TOKYO — The wife of slain Japanese hostage Kenji Goto said Monday she was devastated but proud of her husband, who was beheaded by Islamic State extremists.
In a statement issued through the British-based journalist group Rory Peck Trust, Rinko Jogo requested privacy for her family as they deal with their loss, and thanked those who had supported them.
“I remain extremely proud of my husband, who reported the plight of people in conflict areas like Iraq, Somalia and Syria,” she said.
“It was his passion to highlight the effects on ordinary people, especially through the eyes of children, and to inform the rest of us of the tragedies of war,” she said.
Goto left for Syria in late October just a few weeks after the birth of the couple’s youngest daughter. Soon after, he was captured by the militants.
Appalled and saddened by news of Goto’s following the release of a video showing his killing, purportedly by the Islamic State group, Japan has ordered heightened security precautions at airports and at Japanese facilities overseas, such as embassies and schools, government spokesman Yoshihide Suga said.
Until now, Japan had not become directly embroiled in the fight against the militants.
In parliamentary debate Monday, opposition lawmakers challenged Prime Minister Shinzo Abe’s effort to raise Japan’s diplomatic profile through non-military support for countries fighting the Islamic State group, which control about a third of both Syria and Iraq.
Citing previous cases, including a 1995 sarin gas attack in Tokyo’s subways, Abe said he did not see an increased terrorist risk following savage threats in the purported Islamic State group video, which vowed to target Japanese and make the knife Goto’s killer was wielding Japan’s “nightmare.”
Japan will persevere in providing humanitarian aid to countries fighting the Islamic State extremists, said Abe, who explained that bowing to terrorist intimidation would prevent Japan from providing medical assistance and other aid it views as necessary for helping to restore stability in the region.
The failure to save Goto raised fears for the life of a Jordanian fighter pilot also held by the Islamic State militants.
Jordan renewed an offer Sunday to swap an al-Qaida prisoner for the pilot, Lt. Muath al-Kaseasbeh, who was seized after his F-16 crashed near the Islamic State group’s de facto capital, Raqqa, Syria, in December.
Government spokesman Mohammed al-Momani told The Associated Press that “we are still ready to hand over” prisoner Sajida al-Rishawi, who faces death by hanging for her role in triple hotel bombings in Jordan in 2005. Al-Rishawi has close family ties to the Iraq branch of al-Qaida, a precursor of the Islamic State group.
With no updates for days, al-Kaseasbeh’s family appealed to the government for information on his situation. But for Goto’s family and friends, the beheading shattered any hopes for his rescue.

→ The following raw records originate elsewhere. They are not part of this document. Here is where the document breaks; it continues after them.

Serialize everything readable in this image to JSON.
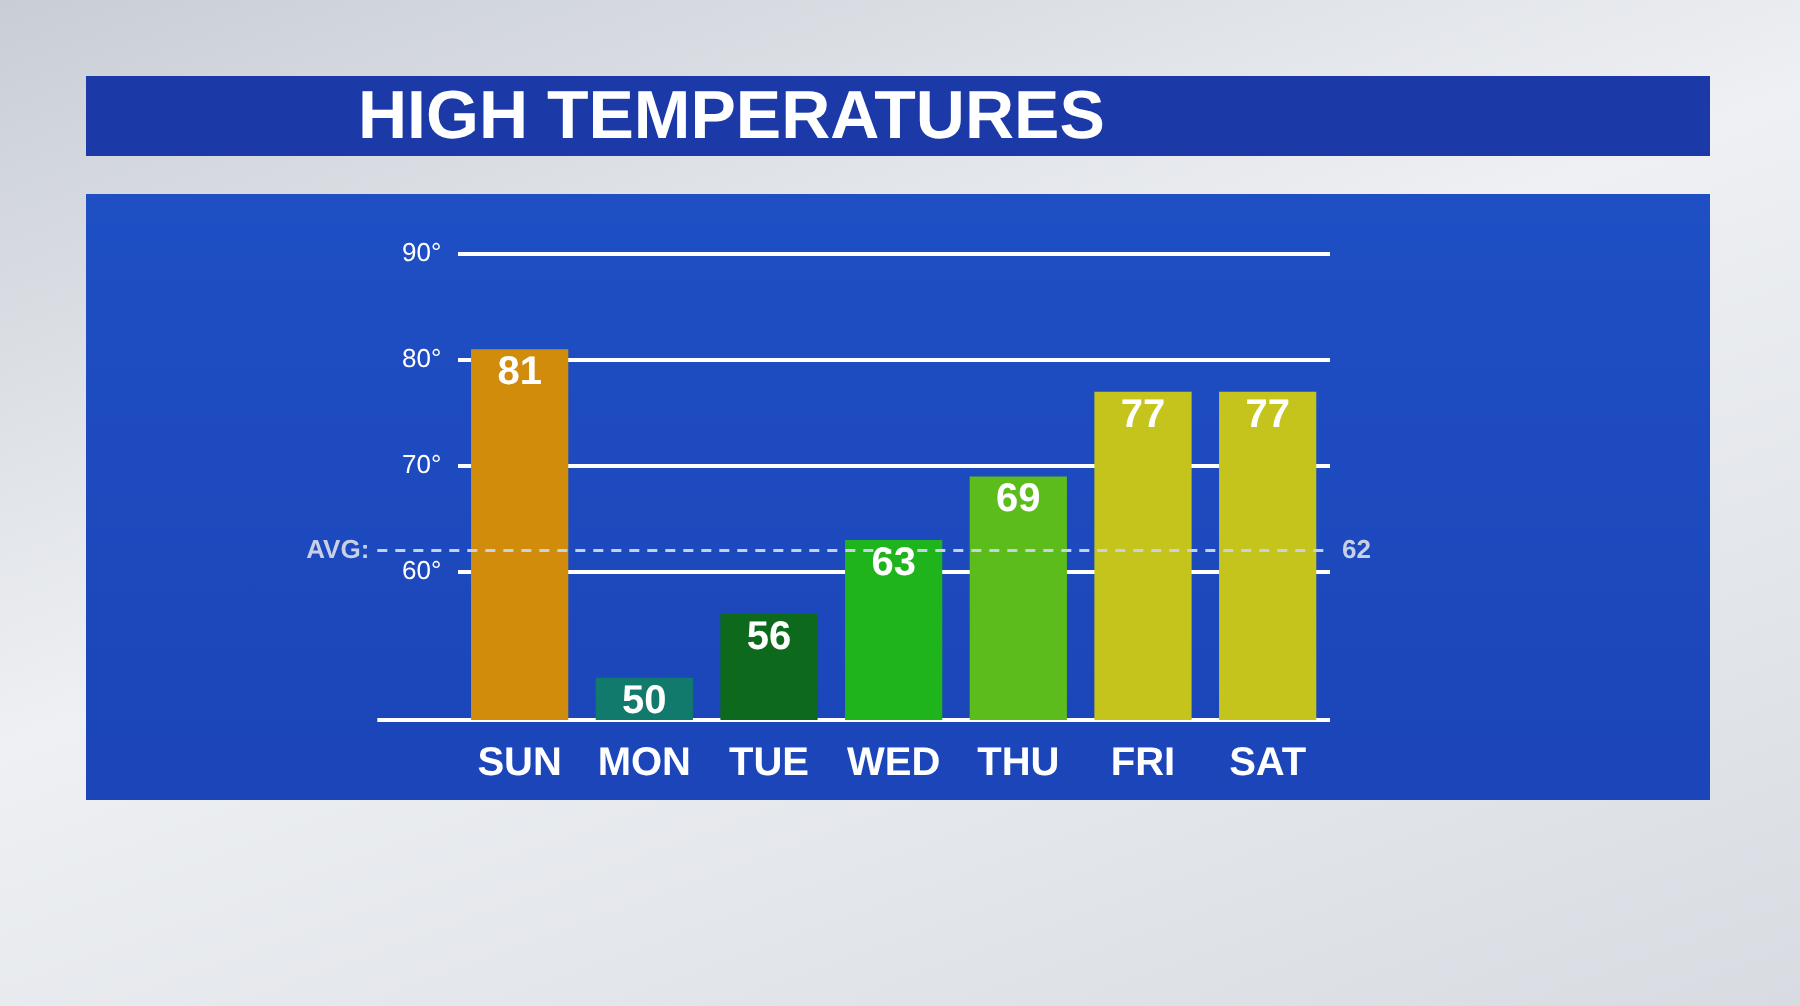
{
  "chart_data": {
    "type": "bar",
    "title": "HIGH TEMPERATURES",
    "categories": [
      "SUN",
      "MON",
      "TUE",
      "WED",
      "THU",
      "FRI",
      "SAT"
    ],
    "values": [
      81,
      50,
      56,
      63,
      69,
      77,
      77
    ],
    "colors": [
      "#d18c0c",
      "#127a6c",
      "#0d6a1c",
      "#20b41c",
      "#5cbc1c",
      "#c4c41c",
      "#c4c41c"
    ],
    "ylim": [
      46,
      90
    ],
    "annotations": [
      "62"
    ],
    "yticks": [
      {
        "value": 60,
        "label": "60°"
      },
      {
        "value": 70,
        "label": "70°"
      },
      {
        "value": 80,
        "label": "80°"
      },
      {
        "value": 90,
        "label": "90°"
      }
    ],
    "grid": "y",
    "data_labels": true,
    "ref_lines": [
      {
        "axis": "y",
        "value": 62,
        "label": "AVG:",
        "color": "#c8d0e8",
        "line_style": "dashed"
      }
    ]
  }
}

Jogo, Goto’s wife, said she had received several emails from unknown people claiming to be her husband’s captors. But the hostage crisis became a national issue after the militants issued a demand for $200 million in ransom, to be paid within 72 hours, on Jan. 20.
Later, the militants’ demand shifted to seeking the release of al-Rishawi, who survived the 2005 attack that killed 60 people when her explosive belt failed to detonate in the worst terror attack in Jordan’s history.

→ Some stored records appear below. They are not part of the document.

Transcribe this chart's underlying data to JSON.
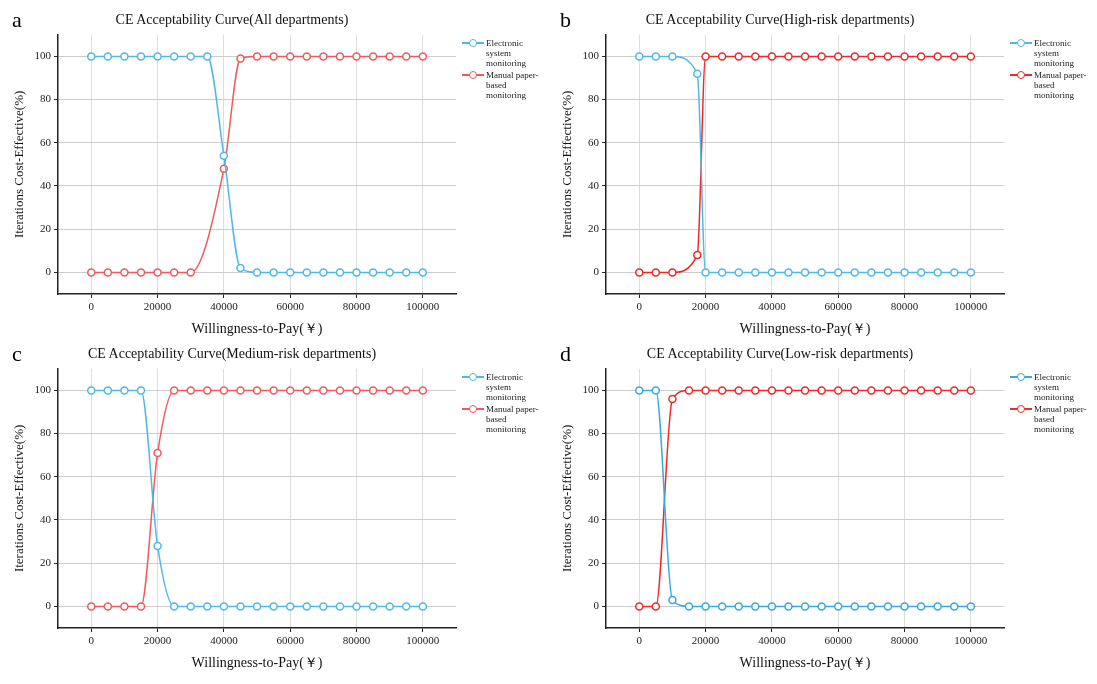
{
  "chart_data": [
    {
      "type": "line",
      "title": "CE Acceptability Curve(All departments)",
      "annotations": [
        "a"
      ],
      "xlabel": "Willingness-to-Pay(￥)",
      "ylabel": "Iterations Cost-Effective(%)",
      "xlim": [
        -10000,
        110000
      ],
      "ylim": [
        -10,
        110
      ],
      "xticks": [
        0,
        20000,
        40000,
        60000,
        80000,
        100000
      ],
      "yticks": [
        0,
        20,
        40,
        60,
        80,
        100
      ],
      "grid": true,
      "legend": "top right",
      "marker": "circle",
      "line_style": "solid",
      "series": [
        {
          "name": "Electronic system monitoring",
          "color": "#4fb8e8",
          "x": [
            0,
            5000,
            10000,
            15000,
            20000,
            25000,
            30000,
            35000,
            40000,
            45000,
            50000,
            55000,
            60000,
            65000,
            70000,
            75000,
            80000,
            85000,
            90000,
            95000,
            100000
          ],
          "values": [
            100,
            100,
            100,
            100,
            100,
            100,
            100,
            100,
            54,
            2,
            0,
            0,
            0,
            0,
            0,
            0,
            0,
            0,
            0,
            0,
            0
          ]
        },
        {
          "name": "Manual paper-based monitoring",
          "color": "#f05a5a",
          "x": [
            0,
            5000,
            10000,
            15000,
            20000,
            25000,
            30000,
            40000,
            45000,
            50000,
            55000,
            60000,
            65000,
            70000,
            75000,
            80000,
            85000,
            90000,
            95000,
            100000
          ],
          "values": [
            0,
            0,
            0,
            0,
            0,
            0,
            0,
            48,
            99,
            100,
            100,
            100,
            100,
            100,
            100,
            100,
            100,
            100,
            100,
            100
          ]
        }
      ]
    },
    {
      "type": "line",
      "title": "CE Acceptability Curve(High-risk departments)",
      "annotations": [
        "b"
      ],
      "xlabel": "Willingness-to-Pay(￥)",
      "ylabel": "Iterations Cost-Effective(%)",
      "xlim": [
        -10000,
        110000
      ],
      "ylim": [
        -10,
        110
      ],
      "xticks": [
        0,
        20000,
        40000,
        60000,
        80000,
        100000
      ],
      "yticks": [
        0,
        20,
        40,
        60,
        80,
        100
      ],
      "grid": true,
      "legend": "top right",
      "marker": "circle",
      "line_style": "solid",
      "series": [
        {
          "name": "Electronic system monitoring",
          "color": "#4fb8e8",
          "x": [
            0,
            5000,
            10000,
            17500,
            20000,
            25000,
            30000,
            35000,
            40000,
            45000,
            50000,
            55000,
            60000,
            65000,
            70000,
            75000,
            80000,
            85000,
            90000,
            95000,
            100000
          ],
          "values": [
            100,
            100,
            100,
            92,
            0,
            0,
            0,
            0,
            0,
            0,
            0,
            0,
            0,
            0,
            0,
            0,
            0,
            0,
            0,
            0,
            0
          ]
        },
        {
          "name": "Manual paper-based monitoring",
          "color": "#f02828",
          "x": [
            0,
            5000,
            10000,
            17500,
            20000,
            25000,
            30000,
            35000,
            40000,
            45000,
            50000,
            55000,
            60000,
            65000,
            70000,
            75000,
            80000,
            85000,
            90000,
            95000,
            100000
          ],
          "values": [
            0,
            0,
            0,
            8,
            100,
            100,
            100,
            100,
            100,
            100,
            100,
            100,
            100,
            100,
            100,
            100,
            100,
            100,
            100,
            100,
            100
          ]
        }
      ]
    },
    {
      "type": "line",
      "title": "CE Acceptability Curve(Medium-risk departments)",
      "annotations": [
        "c"
      ],
      "xlabel": "Willingness-to-Pay(￥)",
      "ylabel": "Iterations Cost-Effective(%)",
      "xlim": [
        -10000,
        110000
      ],
      "ylim": [
        -10,
        110
      ],
      "xticks": [
        0,
        20000,
        40000,
        60000,
        80000,
        100000
      ],
      "yticks": [
        0,
        20,
        40,
        60,
        80,
        100
      ],
      "grid": true,
      "legend": "top right",
      "marker": "circle",
      "line_style": "solid",
      "series": [
        {
          "name": "Electronic system monitoring",
          "color": "#4fb8e8",
          "x": [
            0,
            5000,
            10000,
            15000,
            20000,
            25000,
            30000,
            35000,
            40000,
            45000,
            50000,
            55000,
            60000,
            65000,
            70000,
            75000,
            80000,
            85000,
            90000,
            95000,
            100000
          ],
          "values": [
            100,
            100,
            100,
            100,
            28,
            0,
            0,
            0,
            0,
            0,
            0,
            0,
            0,
            0,
            0,
            0,
            0,
            0,
            0,
            0,
            0
          ]
        },
        {
          "name": "Manual paper-based monitoring",
          "color": "#f05a5a",
          "x": [
            0,
            5000,
            10000,
            15000,
            20000,
            25000,
            30000,
            35000,
            40000,
            45000,
            50000,
            55000,
            60000,
            65000,
            70000,
            75000,
            80000,
            85000,
            90000,
            95000,
            100000
          ],
          "values": [
            0,
            0,
            0,
            0,
            71,
            100,
            100,
            100,
            100,
            100,
            100,
            100,
            100,
            100,
            100,
            100,
            100,
            100,
            100,
            100,
            100
          ]
        }
      ]
    },
    {
      "type": "line",
      "title": "CE Acceptability Curve(Low-risk departments)",
      "annotations": [
        "d"
      ],
      "xlabel": "Willingness-to-Pay(￥)",
      "ylabel": "Iterations Cost-Effective(%)",
      "xlim": [
        -10000,
        110000
      ],
      "ylim": [
        -10,
        110
      ],
      "xticks": [
        0,
        20000,
        40000,
        60000,
        80000,
        100000
      ],
      "yticks": [
        0,
        20,
        40,
        60,
        80,
        100
      ],
      "grid": true,
      "legend": "top right",
      "marker": "circle",
      "line_style": "solid",
      "series": [
        {
          "name": "Electronic system monitoring",
          "color": "#3aa8e0",
          "x": [
            0,
            5000,
            10000,
            15000,
            20000,
            25000,
            30000,
            35000,
            40000,
            45000,
            50000,
            55000,
            60000,
            65000,
            70000,
            75000,
            80000,
            85000,
            90000,
            95000,
            100000
          ],
          "values": [
            100,
            100,
            3,
            0,
            0,
            0,
            0,
            0,
            0,
            0,
            0,
            0,
            0,
            0,
            0,
            0,
            0,
            0,
            0,
            0,
            0
          ]
        },
        {
          "name": "Manual paper-based monitoring",
          "color": "#f02828",
          "x": [
            0,
            5000,
            10000,
            15000,
            20000,
            25000,
            30000,
            35000,
            40000,
            45000,
            50000,
            55000,
            60000,
            65000,
            70000,
            75000,
            80000,
            85000,
            90000,
            95000,
            100000
          ],
          "values": [
            0,
            0,
            96,
            100,
            100,
            100,
            100,
            100,
            100,
            100,
            100,
            100,
            100,
            100,
            100,
            100,
            100,
            100,
            100,
            100,
            100
          ]
        }
      ]
    }
  ]
}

Jordan and Japan reportedly conducted indirect negotiations with the militants through Iraqi tribal leaders, but late on Friday the Japanese envoy sent to Amman to work on the hostage crisis reported a deadlock in those efforts.
The U.N. Security Council issued a statement Sunday demanding “the immediate, safe and unconditional release of all those who are kept hostage” by the Islamic State group. Council members underlined the need to bring those responsible for Goto’s “heinous and cowardly murder” to justice and stressed that the Islamic State group “must be defeated and that the intolerance, violence and hatred it espouses must be stamped out.”